Chronic high glucose causes podocyte epithelial-mesenchymal transition
through lactate-induced histone lactylation
Abstract
Background and Purpose: Diabetic nephropathy (DN) closely relates to
morphological and functional changes in podocytes, and anaerobic
glycolysis represents the predominant energy source of podocytes.

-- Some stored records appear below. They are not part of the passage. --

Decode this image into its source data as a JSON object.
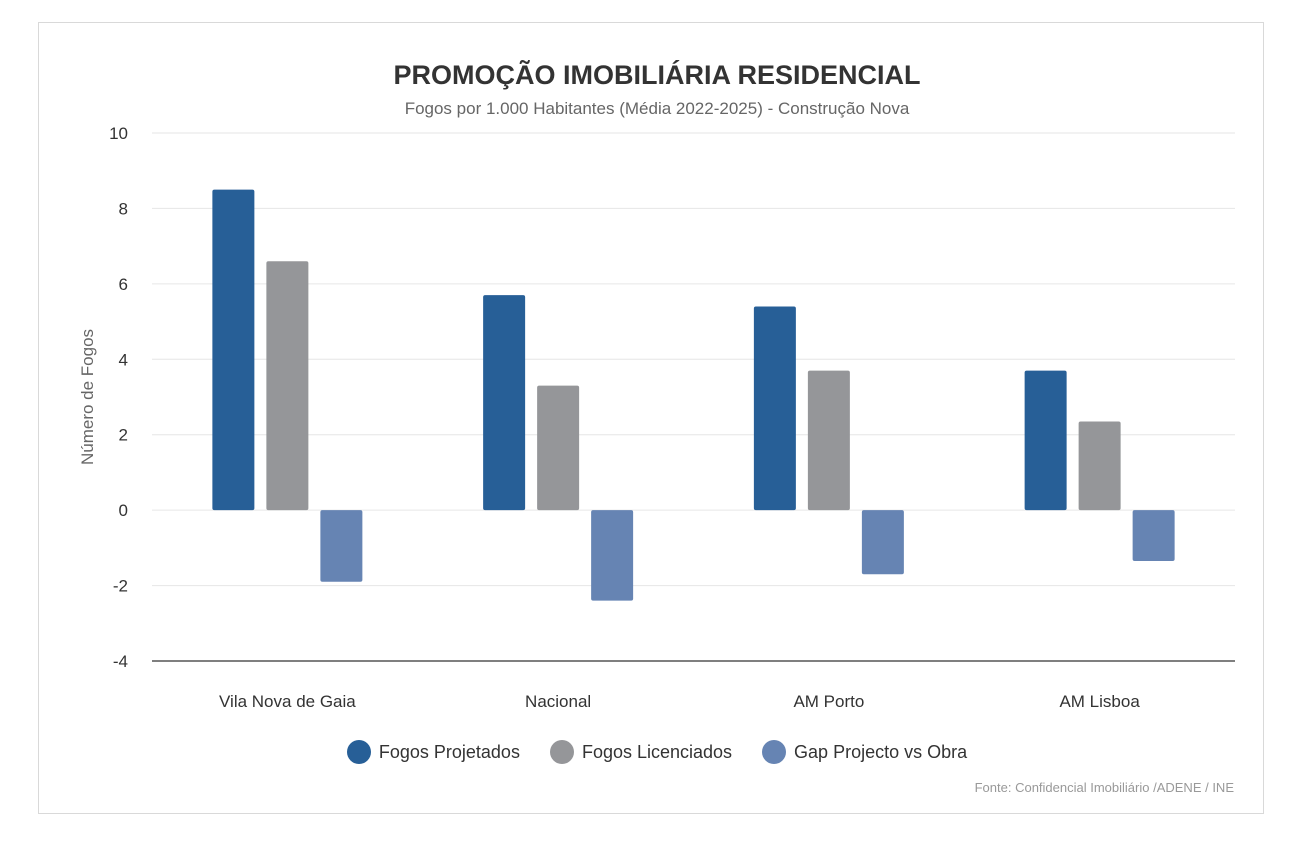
{
  "chart_data": {
    "type": "bar",
    "title": "PROMOÇÃO IMOBILIÁRIA RESIDENCIAL",
    "subtitle": "Fogos por 1.000 Habitantes (Média 2022-2025) - Construção Nova",
    "xlabel": "",
    "ylabel": "Número de Fogos",
    "ylim": [
      -4,
      10
    ],
    "yticks": [
      -4,
      -2,
      0,
      2,
      4,
      6,
      8,
      10
    ],
    "grid": true,
    "legend_position": "bottom",
    "categories": [
      "Vila Nova de Gaia",
      "Nacional",
      "AM Porto",
      "AM Lisboa"
    ],
    "series": [
      {
        "name": "Fogos Projetados",
        "color": "#275f97",
        "values": [
          8.5,
          5.7,
          5.4,
          3.7
        ]
      },
      {
        "name": "Fogos Licenciados",
        "color": "#959699",
        "values": [
          6.6,
          3.3,
          3.7,
          2.35
        ]
      },
      {
        "name": "Gap Projecto vs Obra",
        "color": "#6684b3",
        "values": [
          -1.9,
          -2.4,
          -1.7,
          -1.35
        ]
      }
    ],
    "source": "Fonte: Confidencial Imobiliário /ADENE / INE"
  }
}
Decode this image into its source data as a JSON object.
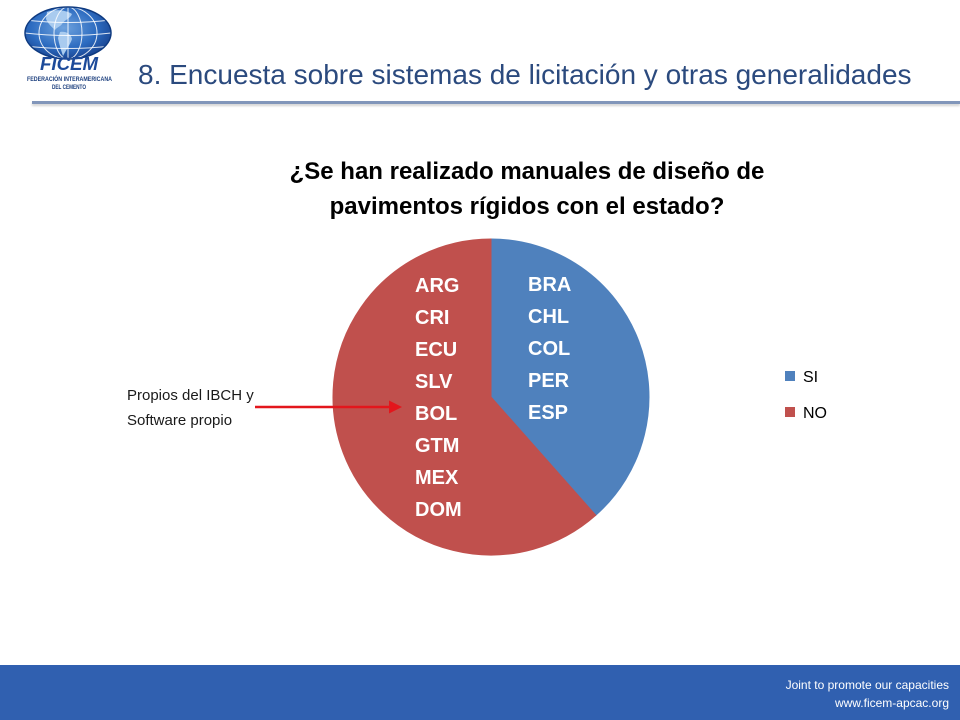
{
  "logo": {
    "name": "FICEM",
    "line1": "FEDERACIÓN INTERAMERICANA",
    "line2": "DEL CEMENTO"
  },
  "slide": {
    "title": "8. Encuesta sobre sistemas de licitación y otras generalidades"
  },
  "footer": {
    "tagline": "Joint to promote our capacities",
    "url": "www.ficem-apcac.org"
  },
  "theme": {
    "title_color": "#2B4A7E",
    "footer_color": "#3060B0"
  },
  "chart_data": {
    "type": "pie",
    "title": "¿Se han realizado manuales de diseño de pavimentos rígidos con el estado?",
    "categories": [
      "SI",
      "NO"
    ],
    "values": [
      5,
      8
    ],
    "colors": [
      "#4F81BD",
      "#C0504D"
    ],
    "data_labels": [
      [
        "BRA",
        "CHL",
        "COL",
        "PER",
        "ESP"
      ],
      [
        "ARG",
        "CRI",
        "ECU",
        "SLV",
        "BOL",
        "GTM",
        "MEX",
        "DOM"
      ]
    ],
    "legend_position": "right",
    "annotations": [
      {
        "text": [
          "Propios del IBCH y",
          "Software propio"
        ],
        "color": "#E3161C"
      }
    ]
  }
}
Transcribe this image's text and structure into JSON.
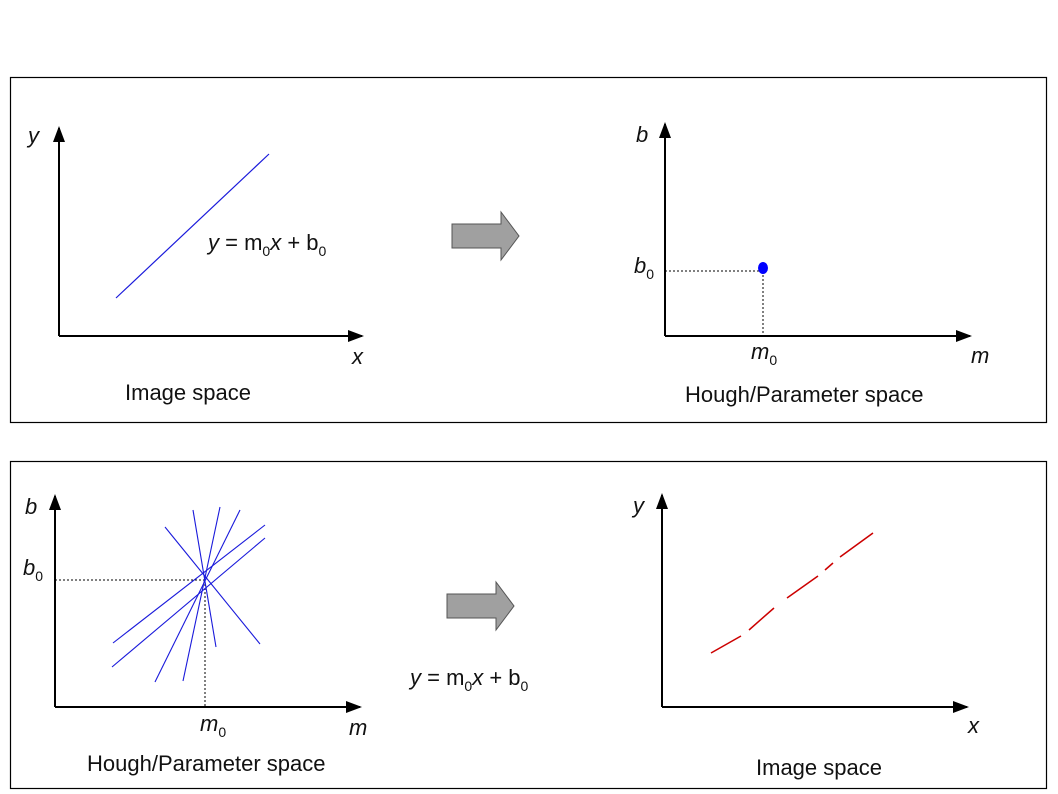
{
  "top_panel": {
    "left_graph": {
      "y_label": "y",
      "x_label": "x",
      "equation": {
        "y": "y",
        "eq": " = m",
        "sub0": "0",
        "x": "x",
        "plus": " + b",
        "sub1": "0"
      },
      "caption": "Image space"
    },
    "right_graph": {
      "y_label": "b",
      "x_label": "m",
      "b0_label": {
        "base": "b",
        "sub": "0"
      },
      "m0_label": {
        "base": "m",
        "sub": "0"
      },
      "caption": "Hough/Parameter space"
    }
  },
  "bottom_panel": {
    "left_graph": {
      "y_label": "b",
      "x_label": "m",
      "b0_label": {
        "base": "b",
        "sub": "0"
      },
      "m0_label": {
        "base": "m",
        "sub": "0"
      },
      "caption": "Hough/Parameter space"
    },
    "equation": {
      "y": "y",
      "eq": " = m",
      "sub0": "0",
      "x": "x",
      "plus": " + b",
      "sub1": "0"
    },
    "right_graph": {
      "y_label": "y",
      "x_label": "x",
      "caption": "Image space"
    }
  },
  "colors": {
    "border": "#000000",
    "blue_line": "#1a1adb",
    "red_dash": "#cc0000",
    "arrow_fill": "#a0a0a0",
    "point": "#0000ff"
  }
}
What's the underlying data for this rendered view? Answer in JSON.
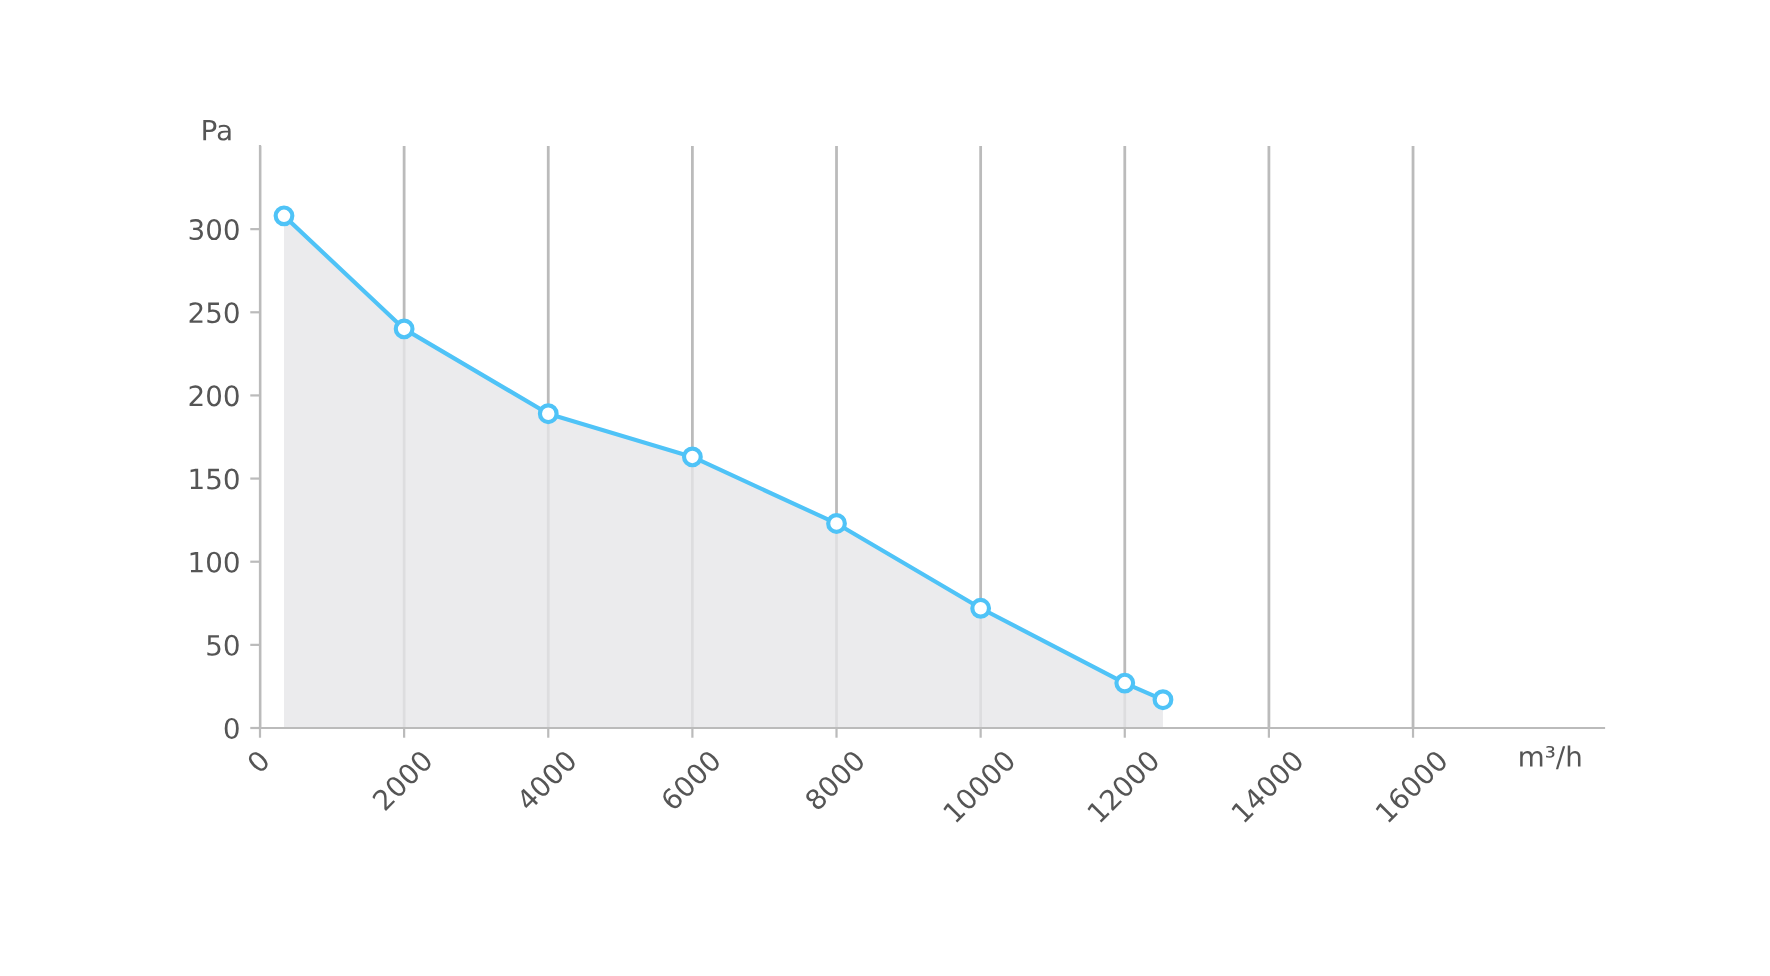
{
  "chart_data": {
    "type": "area",
    "xlabel": "m³/h",
    "ylabel": "Pa",
    "x": [
      333,
      2000,
      4000,
      6000,
      8000,
      10000,
      12000,
      12530
    ],
    "series": [
      {
        "color": "#4fc3f7",
        "values": [
          308,
          240,
          189,
          163,
          123,
          72,
          27,
          17
        ]
      }
    ],
    "xlim": [
      0,
      18650
    ],
    "xticks": [
      0,
      2000,
      4000,
      6000,
      8000,
      10000,
      12000,
      14000,
      16000
    ],
    "ylim": [
      0,
      350
    ],
    "yticks": [
      0,
      50,
      100,
      150,
      200,
      250,
      300
    ],
    "grid": "x",
    "marker": "circle",
    "line_style": "solid",
    "legend": false
  }
}
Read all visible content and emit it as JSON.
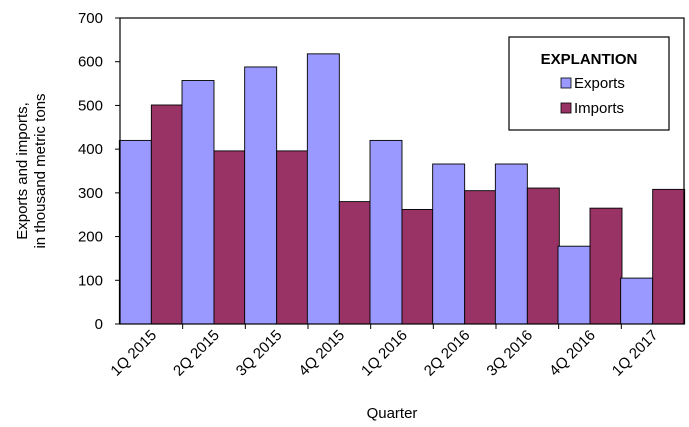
{
  "chart_data": {
    "type": "bar",
    "title": "",
    "xlabel": "Quarter",
    "ylabel_lines": [
      "Exports and imports,",
      "in thousand metric tons"
    ],
    "ylim": [
      0,
      700
    ],
    "yticks": [
      0,
      100,
      200,
      300,
      400,
      500,
      600,
      700
    ],
    "grid": false,
    "legend_position": "top-right",
    "legend_title": "EXPLANTION",
    "categories": [
      "1Q 2015",
      "2Q 2015",
      "3Q 2015",
      "4Q 2015",
      "1Q 2016",
      "2Q 2016",
      "3Q 2016",
      "4Q 2016",
      "1Q 2017"
    ],
    "series": [
      {
        "name": "Exports",
        "color": "#9999ff",
        "values": [
          420,
          557,
          588,
          618,
          420,
          366,
          366,
          178,
          105
        ]
      },
      {
        "name": "Imports",
        "color": "#993366",
        "values": [
          501,
          396,
          396,
          280,
          262,
          305,
          311,
          265,
          308
        ]
      }
    ]
  }
}
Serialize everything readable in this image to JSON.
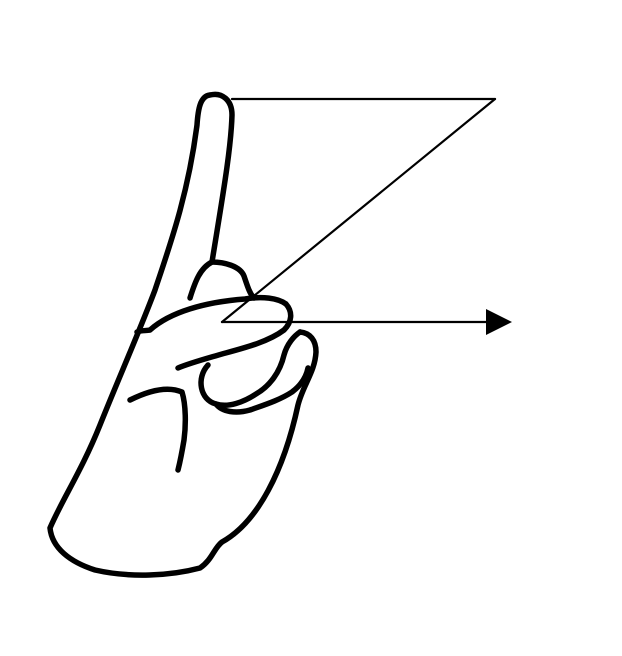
{
  "figure": {
    "subject": "hand-sign-letter-z-icon",
    "colors": {
      "background": "#ffffff",
      "line": "#000000"
    },
    "motion_path": {
      "shape": "Z",
      "ends_with_arrow": true,
      "arrow_direction": "right"
    }
  }
}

However, it is unknown whether lactate accumulation in chronic high
glucose caused epithelial-mesenchymal transition (EMT) of podocytes
through lactate-derived histone lactylation. Experimental Approach: We
examined biomarkers of podocytes and mesenchymal cells as well as
lactylation of histone lysine residues (HKla) in mouse MPC cells
cultured with high glucose (HG) or lactate (LA). Moreover, these indices
were observed in MPCs after HG co-culture with multiple interventions of
lactate levels, and differently expressed genes (DEGs) were screened
using RNA sequencing. Finally, renal pathological characteristics and
histone lactylation were investigated in diabetic mice with
lactate-lowering treatments. Key Results: Both HG and LA decreased
nephrin levels while increased collagen IV levels in MPCs, and HG and LA
stimulation synchronously elevated HKla levels. However, co-treatment
with oxamate or dichloroacetate reducing lactate levels alleviated
decreases in nephrin and ZO-1 levels and increases in collagen IV and α
smooth muscle actin levels as well as HKla levels in HG-cultured MPCs,
but co-treatment with rotenone diversely affected these indices. RNA
sequencing found eleven DEGs in HG-cultured MPCs after oxamate or
dichloroacetate intervention and qPCR experiments validated four of
them. Importantly, oxamate or dichloroacetate treatment attenuated renal
functions, EMT, and histone lactylation in kidney of diabetic mice.
Conclusion and Implications: This study clarified that lactate mediated
chronic high glucose-caused podocyte EMT through lactate-induced histone
lactylation, and then promoted the pathological process of DN.